“In quel momento ancora non sapevo che la sua era una di quelle voci che si infiltrano senza chiedere il permesso nelle crepe della vita, e che, con l’ostinazione dell’acqua che riaffiora dalle pareti, tornano a farsi sentire quando si è ormai certi di averle dimenticate.”

Può accadere che dall’apparente silenzio della notte affiori qualche voce lontana. Una voce, poi tante che non si riconoscono, si avvicinano, si sovrappongono e lentamente attraverso una serie di flussi di coscienza, si impongono per farsi ascoltare.

Capita poi che a queste voci si affianchino delle ombre confuse. Un’ombra, poi tante, che come le voci non si riconoscono, immerse nella loro solitudine si incontrano e iniziano a visitare sempre più frequentemente “la camera bianca” di uno sconosciuto.

Succede quindi che quest’ultimo diventi involontariamente il testimone di una storia silenziosa e tormentata che cerca e trova le strade del mistero e dell’irrazionalità per farsi conoscere, comprendere e non disperdersi nell’oscuro oblio.

È una storia apparentemente in frantumi che dal passato, attraverso le voci e le ombre di coloro i quali l’hanno vissuta, torna e si fa presenza in un mondo che presenza non è.

Se ogni libro lascia un messaggio ai lettori curiosi, L’unica notte che abbiamo di Paolo Miorandi suggerisce, in modo poetico e intenso, di dare vita a qualcosa che il caos del mondo invece impedisce: mettersi in ascolto. Ma di cosa è necessario mettersi in ascolto? Forse delle altrui storie che a volte per caso ascoltiamo percorrendo il nostro cammino, dei nostri più reconditi pensieri che spesso tendiamo ad annullare o dei silenzi che avvolgono gli sguardi di chi è stato reso immortale grazie ad antiche fotografie.
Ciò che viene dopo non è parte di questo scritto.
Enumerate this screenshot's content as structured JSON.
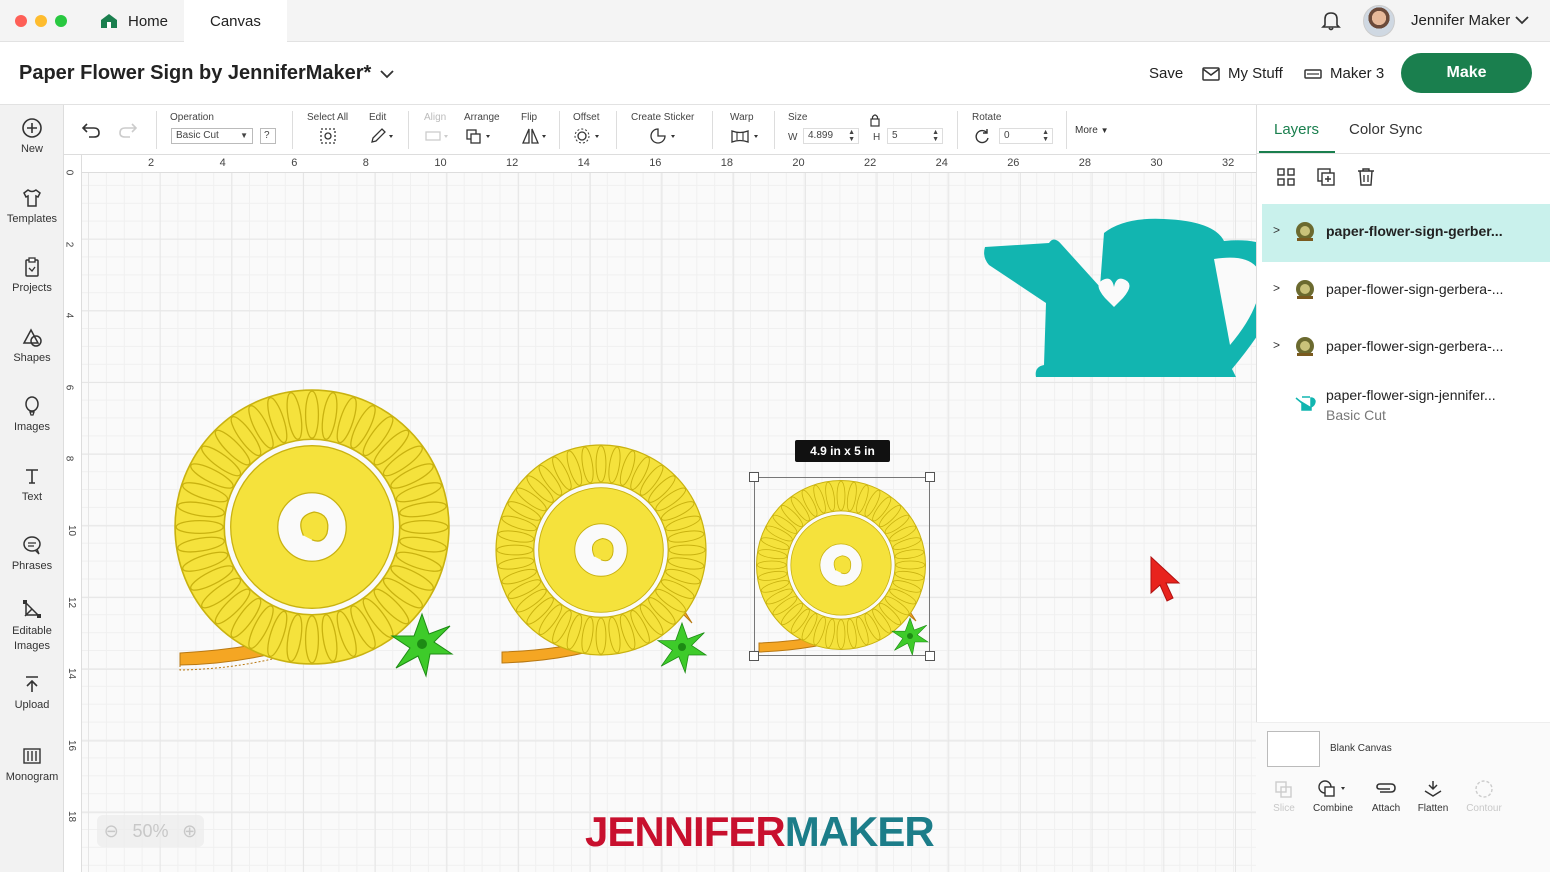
{
  "window": {
    "tabs": [
      {
        "label": "Home"
      },
      {
        "label": "Canvas"
      }
    ],
    "user": {
      "name": "Jennifer Maker"
    }
  },
  "header": {
    "project_title": "Paper Flower Sign by JenniferMaker*",
    "save_label": "Save",
    "my_stuff_label": "My Stuff",
    "machine_label": "Maker 3",
    "make_label": "Make"
  },
  "sidebar": {
    "items": [
      {
        "label": "New"
      },
      {
        "label": "Templates"
      },
      {
        "label": "Projects"
      },
      {
        "label": "Shapes"
      },
      {
        "label": "Images"
      },
      {
        "label": "Text"
      },
      {
        "label": "Phrases"
      },
      {
        "label": "Editable Images"
      },
      {
        "label": "Upload"
      },
      {
        "label": "Monogram"
      }
    ]
  },
  "toolbar": {
    "operation_label": "Operation",
    "operation_value": "Basic Cut",
    "help_glyph": "?",
    "select_all_label": "Select All",
    "edit_label": "Edit",
    "align_label": "Align",
    "arrange_label": "Arrange",
    "flip_label": "Flip",
    "offset_label": "Offset",
    "create_sticker_label": "Create Sticker",
    "warp_label": "Warp",
    "size_label": "Size",
    "width_prefix": "W",
    "width_value": "4.899",
    "height_prefix": "H",
    "height_value": "5",
    "rotate_label": "Rotate",
    "rotate_value": "0",
    "more_label": "More"
  },
  "canvas": {
    "ruler_x": [
      "2",
      "4",
      "6",
      "8",
      "10",
      "12",
      "14",
      "16",
      "18",
      "20",
      "22",
      "24",
      "26",
      "28",
      "30",
      "32"
    ],
    "ruler_y": [
      "0",
      "2",
      "4",
      "6",
      "8",
      "10",
      "12",
      "14",
      "16",
      "18"
    ],
    "selection_dimensions": "4.9  in x 5  in",
    "zoom_level": "50%",
    "watermark_part1": "JENNIFER",
    "watermark_part2": "MAKER"
  },
  "panel": {
    "tabs": [
      {
        "label": "Layers"
      },
      {
        "label": "Color Sync"
      }
    ],
    "layers": [
      {
        "name": "paper-flower-sign-gerber...",
        "selected": true
      },
      {
        "name": "paper-flower-sign-gerbera-...",
        "selected": false
      },
      {
        "name": "paper-flower-sign-gerbera-...",
        "selected": false
      },
      {
        "name": "paper-flower-sign-jennifer...",
        "sub": "Basic Cut",
        "selected": false
      }
    ],
    "blank_canvas_label": "Blank Canvas",
    "bottom_actions": [
      {
        "label": "Slice",
        "enabled": false
      },
      {
        "label": "Combine",
        "enabled": true
      },
      {
        "label": "Attach",
        "enabled": true
      },
      {
        "label": "Flatten",
        "enabled": true
      },
      {
        "label": "Contour",
        "enabled": false
      }
    ]
  },
  "colors": {
    "accent": "#1a7f4e",
    "flower_yellow": "#f5e23c",
    "flower_orange": "#f5a623",
    "leaf_green": "#3ecb2a",
    "watering_can": "#12b5b0",
    "watermark_red": "#c8102e",
    "watermark_teal": "#1c7d89"
  }
}
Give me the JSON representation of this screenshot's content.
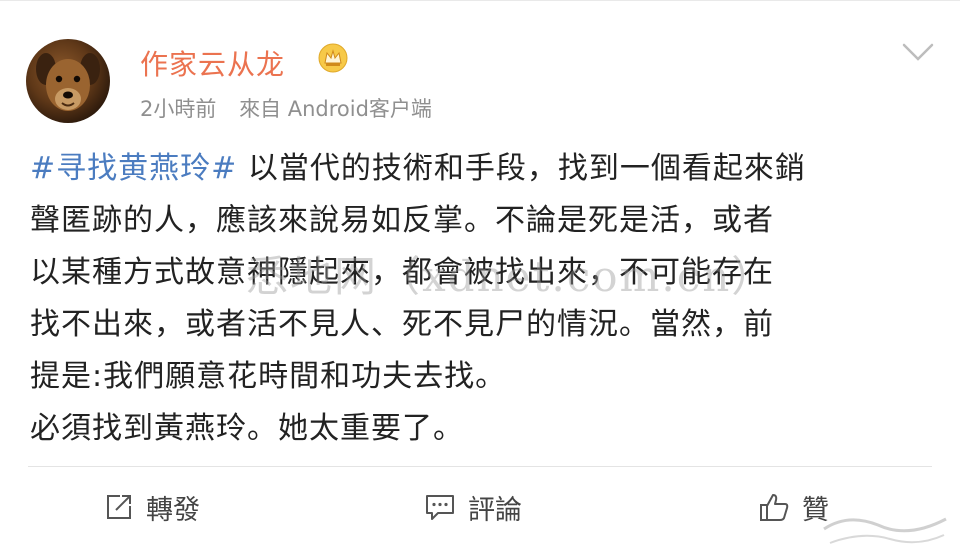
{
  "post": {
    "author": "作家云从龙",
    "time": "2小時前",
    "source": "來自 Android客户端",
    "hashtag": "#寻找黄燕玲#",
    "lines": [
      " 以當代的技術和手段，找到一個看起來銷",
      "聲匿跡的人，應該來說易如反掌。不論是死是活，或者",
      "以某種方式故意神隱起來，都會被找出來，不可能存在",
      "找不出來，或者活不見人、死不見尸的情況。當然，前",
      "提是:我們願意花時間和功夫去找。",
      "必須找到黃燕玲。她太重要了。"
    ]
  },
  "watermark": "悉地网（xdnet.com.cn）",
  "actions": {
    "repost": "轉發",
    "comment": "評論",
    "like": "贊"
  },
  "icons": [
    "crown-badge-icon",
    "chevron-down-icon",
    "repost-icon",
    "comment-icon",
    "thumbs-up-icon"
  ],
  "colors": {
    "author": "#eb7350",
    "hashtag": "#4b7cc0",
    "text": "#222222",
    "meta": "#8f8f8f"
  }
}
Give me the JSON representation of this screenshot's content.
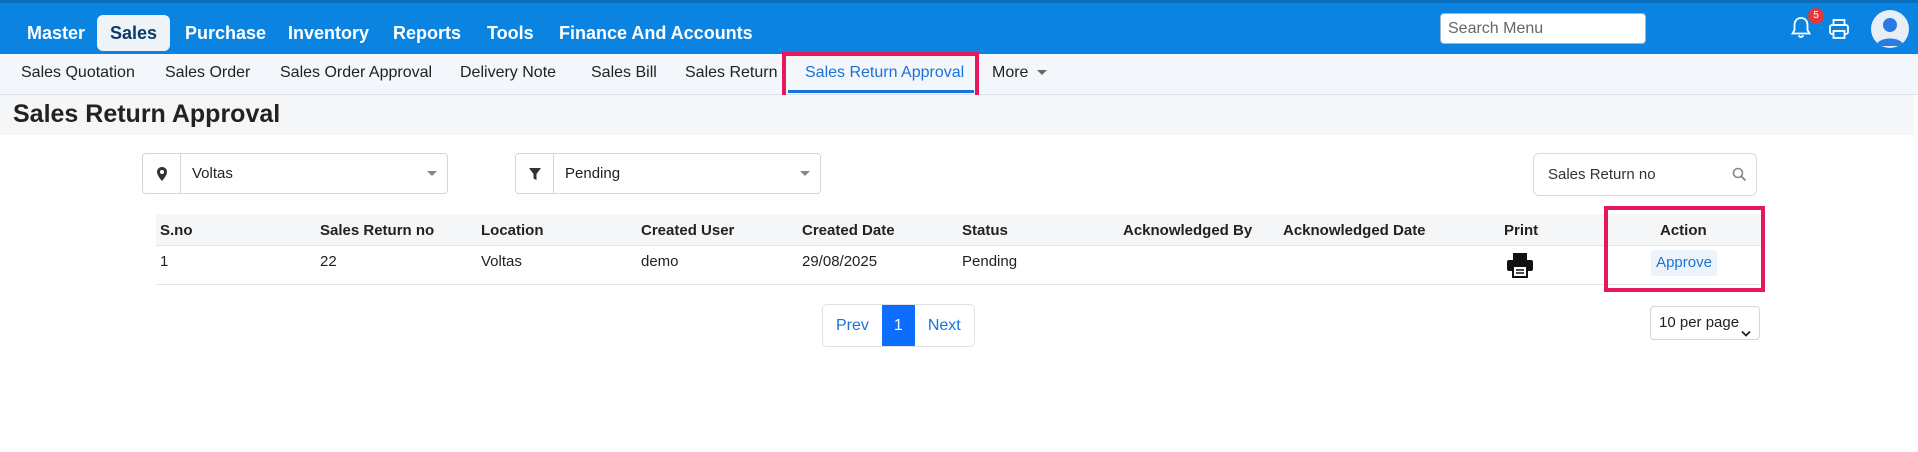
{
  "topnav": {
    "items": [
      {
        "label": "Master",
        "active": false
      },
      {
        "label": "Sales",
        "active": true
      },
      {
        "label": "Purchase",
        "active": false
      },
      {
        "label": "Inventory",
        "active": false
      },
      {
        "label": "Reports",
        "active": false
      },
      {
        "label": "Tools",
        "active": false
      },
      {
        "label": "Finance And Accounts",
        "active": false
      }
    ],
    "search_placeholder": "Search Menu",
    "notification_count": "5"
  },
  "subnav": {
    "tabs": [
      {
        "label": "Sales Quotation"
      },
      {
        "label": "Sales Order"
      },
      {
        "label": "Sales Order Approval"
      },
      {
        "label": "Delivery Note"
      },
      {
        "label": "Sales Bill"
      },
      {
        "label": "Sales Return"
      },
      {
        "label": "Sales Return Approval",
        "active": true
      },
      {
        "label": "More"
      }
    ]
  },
  "page": {
    "title": "Sales Return Approval"
  },
  "filters": {
    "location": "Voltas",
    "status": "Pending",
    "search_placeholder": "Sales Return no"
  },
  "table": {
    "headers": [
      "S.no",
      "Sales Return no",
      "Location",
      "Created User",
      "Created Date",
      "Status",
      "Acknowledged By",
      "Acknowledged Date",
      "Print",
      "Action"
    ],
    "rows": [
      {
        "sno": "1",
        "return_no": "22",
        "location": "Voltas",
        "created_user": "demo",
        "created_date": "29/08/2025",
        "status": "Pending",
        "ack_by": "",
        "ack_date": "",
        "action": "Approve"
      }
    ]
  },
  "pagination": {
    "prev": "Prev",
    "current": "1",
    "next": "Next",
    "per_page": "10 per page"
  },
  "colors": {
    "topbar": "#0a84e0",
    "accent": "#1a73d9",
    "highlight": "#e8175d"
  }
}
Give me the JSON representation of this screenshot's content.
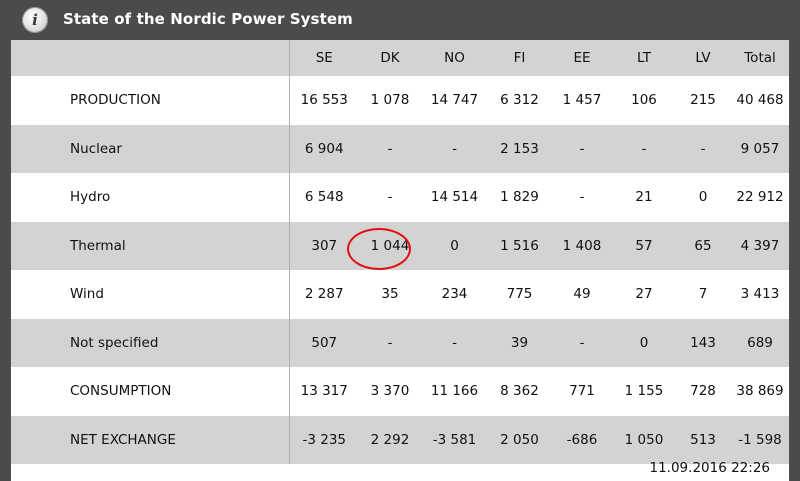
{
  "header": {
    "title": "State of the Nordic Power System",
    "icon": "info-icon"
  },
  "table": {
    "columns": [
      "SE",
      "DK",
      "NO",
      "FI",
      "EE",
      "LT",
      "LV",
      "Total"
    ],
    "rows": [
      {
        "label": "PRODUCTION",
        "values": [
          "16 553",
          "1 078",
          "14 747",
          "6 312",
          "1 457",
          "106",
          "215",
          "40 468"
        ]
      },
      {
        "label": "Nuclear",
        "values": [
          "6 904",
          "-",
          "-",
          "2 153",
          "-",
          "-",
          "-",
          "9 057"
        ]
      },
      {
        "label": "Hydro",
        "values": [
          "6 548",
          "-",
          "14 514",
          "1 829",
          "-",
          "21",
          "0",
          "22 912"
        ]
      },
      {
        "label": "Thermal",
        "values": [
          "307",
          "1 044",
          "0",
          "1 516",
          "1 408",
          "57",
          "65",
          "4 397"
        ]
      },
      {
        "label": "Wind",
        "values": [
          "2 287",
          "35",
          "234",
          "775",
          "49",
          "27",
          "7",
          "3 413"
        ]
      },
      {
        "label": "Not specified",
        "values": [
          "507",
          "-",
          "-",
          "39",
          "-",
          "0",
          "143",
          "689"
        ]
      },
      {
        "label": "CONSUMPTION",
        "values": [
          "13 317",
          "3 370",
          "11 166",
          "8 362",
          "771",
          "1 155",
          "728",
          "38 869"
        ]
      },
      {
        "label": "NET EXCHANGE",
        "values": [
          "-3 235",
          "2 292",
          "-3 581",
          "2 050",
          "-686",
          "1 050",
          "513",
          "-1 598"
        ]
      }
    ]
  },
  "timestamp": "11.09.2016 22:26",
  "highlight_color": "#e01010"
}
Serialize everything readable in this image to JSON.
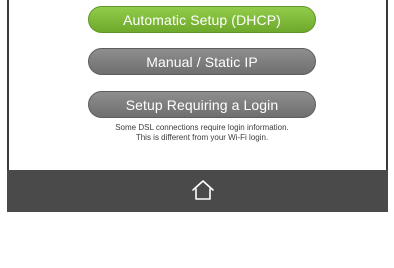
{
  "setup_options": {
    "automatic_label": "Automatic Setup (DHCP)",
    "manual_label": "Manual / Static IP",
    "login_label": "Setup Requiring a Login"
  },
  "login_note": {
    "line1": "Some DSL connections require login information.",
    "line2": "This is different from your Wi-Fi login."
  },
  "bottom_bar": {
    "home_icon": "home-icon"
  },
  "colors": {
    "accent_green": "#7cb83a",
    "button_gray": "#7d7d7d",
    "bottom_bar": "#4a4a4a"
  }
}
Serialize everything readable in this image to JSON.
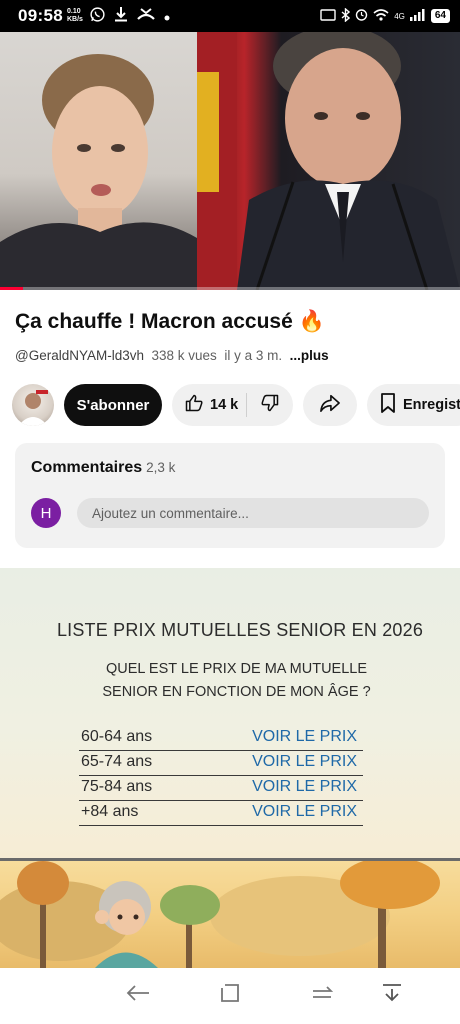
{
  "status_bar": {
    "time": "09:58",
    "speed_value": "0.10",
    "speed_unit": "KB/s",
    "network": "4G",
    "battery": "64"
  },
  "video": {
    "progress": 0.05,
    "progress_color": "#ff0033"
  },
  "title": "Ça chauffe ! Macron accusé 🔥",
  "meta": {
    "channel": "@GeraldNYAM-ld3vh",
    "views": "338 k vues",
    "age": "il y a 3 m.",
    "more": "...plus"
  },
  "actions": {
    "subscribe": "S'abonner",
    "likes": "14 k",
    "save": "Enregistrer"
  },
  "comments": {
    "heading": "Commentaires",
    "count": "2,3 k",
    "avatar_letter": "H",
    "avatar_color": "#7b1fa2",
    "placeholder": "Ajoutez un commentaire..."
  },
  "ad": {
    "title": "LISTE PRIX MUTUELLES SENIOR EN 2026",
    "subtitle_line1": "QUEL EST LE PRIX DE MA MUTUELLE",
    "subtitle_line2": "SENIOR EN FONCTION DE MON ÂGE ?",
    "link_color": "#1f69a8",
    "rows": [
      {
        "age": "60-64 ans",
        "link": "VOIR LE PRIX"
      },
      {
        "age": "65-74 ans",
        "link": "VOIR LE PRIX"
      },
      {
        "age": "75-84 ans",
        "link": "VOIR LE PRIX"
      },
      {
        "age": "+84 ans",
        "link": "VOIR LE PRIX"
      }
    ]
  },
  "nav": {
    "icons": [
      "back-icon",
      "home-icon",
      "recents-icon",
      "keyboard-hide-icon"
    ]
  }
}
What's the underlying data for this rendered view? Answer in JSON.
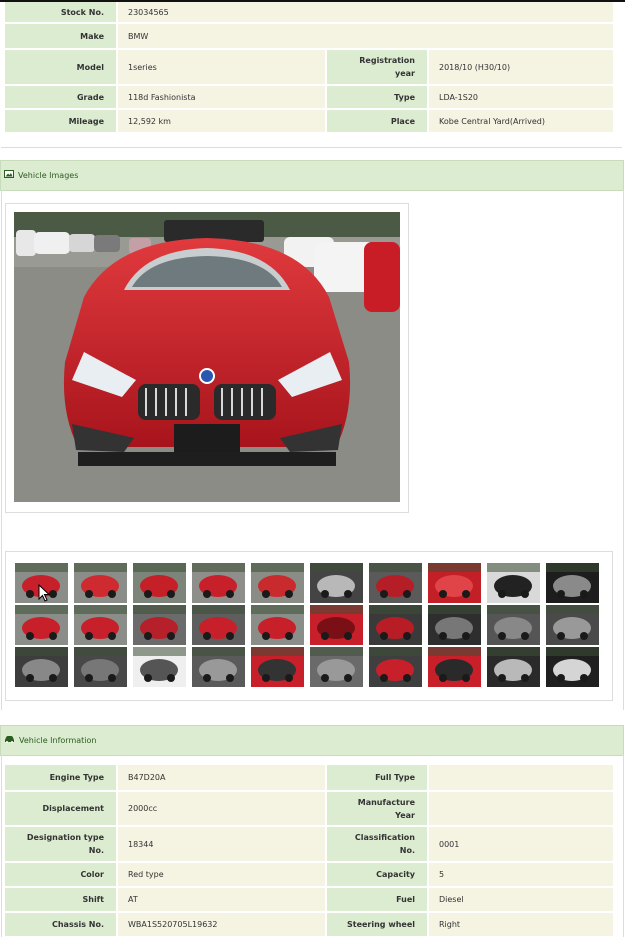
{
  "top_specs": {
    "stock_no_label": "Stock No.",
    "stock_no": "23034565",
    "make_label": "Make",
    "make": "BMW",
    "model_label": "Model",
    "model": "1series",
    "registration_year_label_1": "Registration",
    "registration_year_label_2": "year",
    "registration_year": "2018/10 (H30/10)",
    "grade_label": "Grade",
    "grade": "118d Fashionista",
    "type_label": "Type",
    "type": "LDA-1S20",
    "mileage_label": "Mileage",
    "mileage": "12,592 km",
    "place_label": "Place",
    "place": "Kobe Central Yard(Arrived)"
  },
  "vehicle_images": {
    "title": "Vehicle Images",
    "icon": "image-icon",
    "thumbnail_count": 30
  },
  "vehicle_info": {
    "title": "Vehicle Information",
    "icon": "car-icon",
    "engine_type_label": "Engine Type",
    "engine_type": "B47D20A",
    "full_type_label": "Full Type",
    "full_type": "",
    "displacement_label": "Displacement",
    "displacement": "2000cc",
    "manufacture_year_label_1": "Manufacture",
    "manufacture_year_label_2": "Year",
    "manufacture_year": "",
    "designation_label_1": "Designation type",
    "designation_label_2": "No.",
    "designation": "18344",
    "classification_label_1": "Classification",
    "classification_label_2": "No.",
    "classification": "0001",
    "color_label": "Color",
    "color": "Red type",
    "capacity_label": "Capacity",
    "capacity": "5",
    "shift_label": "Shift",
    "shift": "AT",
    "fuel_label": "Fuel",
    "fuel": "Diesel",
    "chassis_label": "Chassis No.",
    "chassis": "WBA1S520705L19632",
    "steering_label": "Steering wheel",
    "steering": "Right"
  },
  "colors": {
    "header_green": "#dcecd1",
    "label_cell": "#dcecd1",
    "value_cell": "#f5f3e2",
    "car_red": "#c8202a",
    "header_text": "#2b5d20"
  }
}
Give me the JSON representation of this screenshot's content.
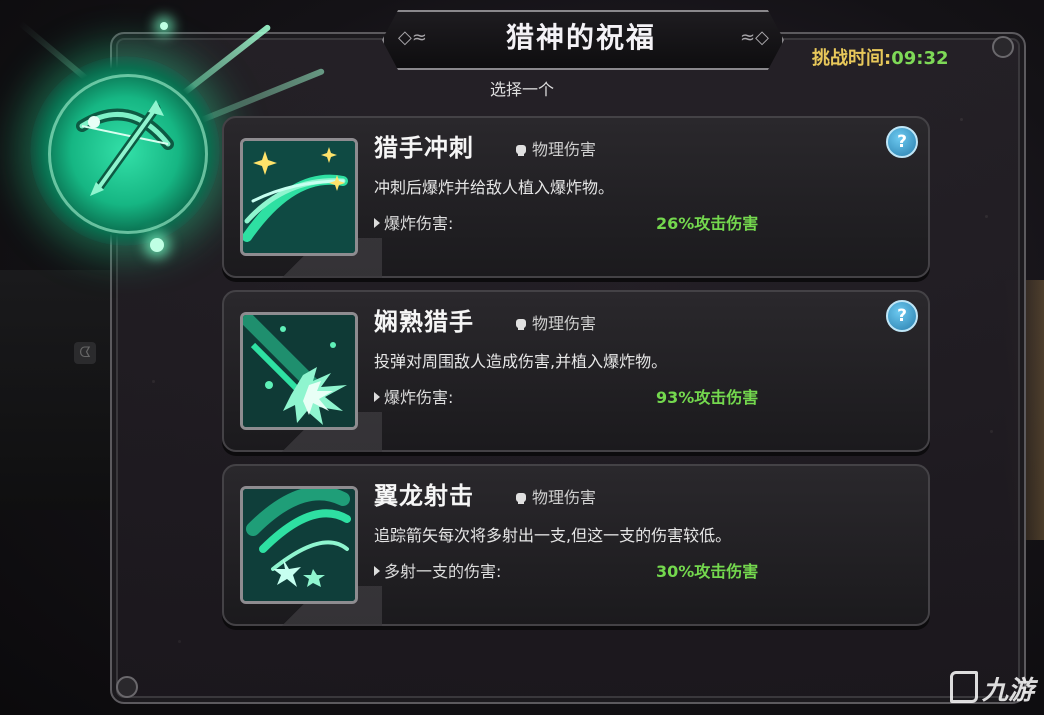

Oppure delle voci lontane che ci raggiungono per confermare la loro presenza o per chiedere perdono.

Mettersi in ascolto quindi della vita che giace nascosta e cerca riparo nella quiete del tempo ma che porta con sé il mistero di qualcosa di irrisolto. Passato e presente, memoria e dimenticanza. Poi le assenze, le ferite, il desiderio di mettere ordine tra gli uomini e le cose, i ricordi che mantengono in vita ciò che gli occhi non possono più percepire e infine le attese inconsolate e inconsolabili.

L’apertura di una vecchia valigia permette ad un’anziana signora di rivivere le esistenze dei propri familiari permeate da forti sentimenti contrastanti che ancora nonostante il tempo comunicano e tormentano. Le fotografie al suo interno conservate, hanno immortalato sguardi perduti tra il desiderio di vite lontane e accettazione di profonde ferite e presenze che aprono la via ad un mondo apparentemente andato via di cui nulla appare realmente accettato ma solo sospeso e desideroso di essere conosciuto e capito.

Voci e ombre quindi si trasformano in presenze che chiedono ascolto e a loro volta danno la possibilità a chi è rimasto di fare i conti con la propria coscienza, di curare antiche ferite ancora sanguinanti, di consolare pianti e confortare inquietudini e di aggiungere infine nuove tessere al mosaico della propria famiglia.

Quasi come fossero i protagonisti di un’altra “Spoon River” dalla loro stessa voce veniamo a conoscenza non solo di ferite ma anche di luoghi sospesi nel tempo: la casa invisibile, il paese abbandonato dai vivi, il lago, la casa delle anime inquiete, la via dei campi. Luoghi questi che hanno custodito una storia inizialmente confusa e a tratti incerta ma ordinata dai ricordi dell’anziana signora, ultimo anello di una lunga catena a volte spezzata, a volte annodata. Luoghi che per quanto svuotati da vive presenze rimangono custodi di emozioni senza tempo capaci di rievocare con grande trasporto ciò che non è passato.

Lasciarsi trasportare dalle pagine di questo testo diventa quasi come un invito a vivere in maniera profonda e poetica qualcosa che riguarda anche la storia di noi tutti, di tornare indietro e riallacciare i fili che si sono drammaticamente spezzati per accettare il presente, capirlo e prendercene cura.

Accettiamo senza nessuna incertezza questo invito e apriamo anche noi la finestra della nostra “camera bianca”.